Abstract:
The invention describes a data transmission method for a multi-user. multipoint-to-multipoint digital data transmission system involving a plurality of users equipment ( 1 ) which are bidirectionally connected via physical medium ( 6 ). The method is intended to communicate one ( 1   a) user to several (   1   b - 1   d ) users equipment at different speeds, sending multiple frames, maintaining the bandwidth and maximum latency values required by each destination user ( 1   b - 1   d ). Further, this method consists in using the percentage reserve of the frame, providing a quality of service based on that required by the user equipment and supplying a criterion for dynamically assigning the packets sent to each user equipment in the frame, grouping or dividing them.

Description:
RELATED APPLICATIONS 
   The present application is a Continuation of co-pending PCT Application No. PCT/ES03/00012, filed Jan. 14, 2003, which in turn, claims priority from Spanish Application Serial No. 200200101, filed Jan. 18, 2002. Applicants claim the benefits of 35 U.S.C. §120 as to the PCT application and priority under 35 U.S.C. §119 as to said Spanish application, and the entire disclosures of both applications are incorporated herein by reference in their entireties. 

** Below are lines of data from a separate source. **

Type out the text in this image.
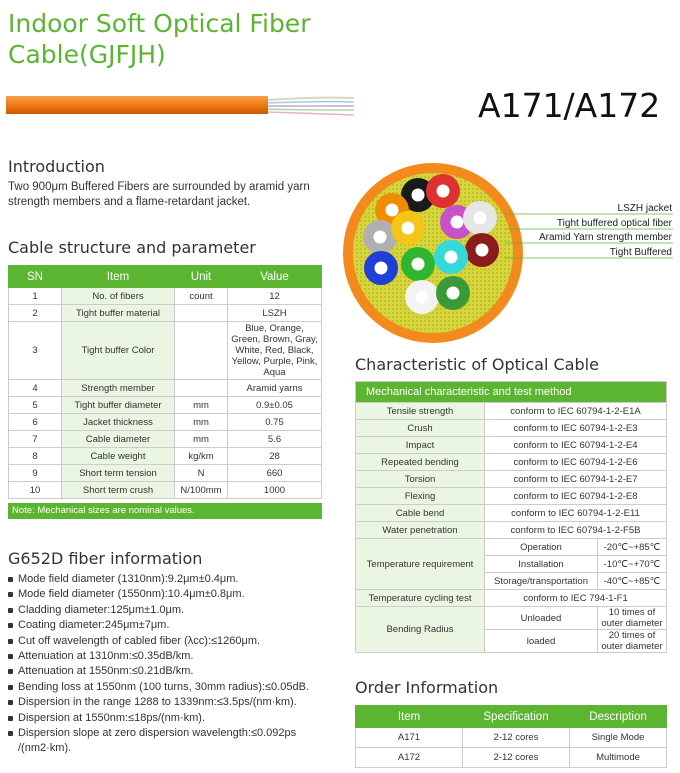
Indoor Soft Optical Fiber
Cable(GJFJH)
A171/A172
Introduction
Two 900μm Buffered Fibers are surrounded by aramid yarn strength members and a flame-retardant jacket.
LSZH jacket
Tight buffered optical fiber
Aramid Yarn strength member
Tight Buffered
Cable structure and parameter
SN	Item	Unit	Value
1	No. of fibers	count	12
2	Tight buffer material		LSZH
3	Tight buffer Color		Blue, Orange, Green, Brown, Gray, White, Red, Black, Yellow, Purple, Pink, Aqua
4	Strength member		Aramid yarns
5	Tight buffer diameter	mm	0.9±0.05
6	Jacket thickness	mm	0.75
7	Cable diameter	mm	5.6
8	Cable weight	kg/km	28
9	Short term tension	N	660
10	Short term crush	N/100mm	1000
Note: Mechanical sizes are nominal values.
G652D fiber information
Mode field diameter (1310nm):9.2μm±0.4μm.
Mode field diameter (1550nm):10.4μm±0.8μm.
Cladding diameter:125μm±1.0μm.
Coating diameter:245μm±7μm.
Cut off wavelength of cabled fiber (λcc):≤1260μm.
Attenuation at 1310nm:≤0.35dB/km.
Attenuation at 1550nm:≤0.21dB/km.
Bending loss at 1550nm (100 turns, 30mm radius):≤0.05dB.
Dispersion in the range 1288 to 1339nm:≤3.5ps/(nm·km).
Dispersion at 1550nm:≤18ps/(nm·km).
Dispersion slope at zero dispersion wavelength:≤0.092ps /(nm2·km).
Characteristic of Optical Cable
Mechanical characteristic and test method		
Tensile strength	conform to IEC 60794-1-2-E1A	
Crush	conform to IEC 60794-1-2-E3	
Impact	conform to IEC 60794-1-2-E4	
Repeated bending	conform to IEC 60794-1-2-E6	
Torsion	conform to IEC 60794-1-2-E7	
Flexing	conform to IEC 60794-1-2-E8	
Cable bend	conform to IEC 60794-1-2-E11	
Water penetration	conform to IEC 60794-1-2-F5B	
Temperature requirement	Operation	-20℃~+85℃
	Installation	-10℃~+70℃
	Storage/transportation	-40℃~+85℃
Temperature cycling test	conform to IEC 794-1-F1	
Bending Radius	Unloaded	10 times of outer diameter
	loaded	20 times of outer diameter
Order Information
Item	Specification	Description
A171	2-12 cores	Single Mode
A172	2-12 cores	Multimode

   TECHNICAL FIELD OF THE INVENTION 
   The invention applies to various user modems in two-way communication over a physical medium. The process allows multiple transmissions of information at various speeds between a user modem and numerous addressee user modems while maintaining the values for bandwidth and maximum latency required by each of the addressee user modems. 
   The process comprises the sending of various frames of information from a modem to numerous addressee user modems at various speeds and furthermore achieves quality of service per user modem by reserving a percentage of the frame, and provides a criterion to dynamically assign the packets sent to each user modem in the frame, by grouping or dividing the packets to be sent. 
   OBJECT OF THE INVENTION 
   The current invention, as suggested in the title, consists of a process for the transmission of data by a multi-user, point to multi-point digital data transmission system. The process refers to the means of carrying out access control in the transmission medium in the downstream channel, that is to say, the manner by which transmission is carried out from a user modem to numerous other user modems. 
   The principal objective of the process in this invention is to maximize transmission capacity by means of distributing the bandwidth available in the physical medium between the different user modems to whom it is transmitted according to the maximum latency requirements established by each one of the user modems. 
   The technical field of the invention is the telecommunications sector, and more specifically two-way communications between various users using any transmission means. 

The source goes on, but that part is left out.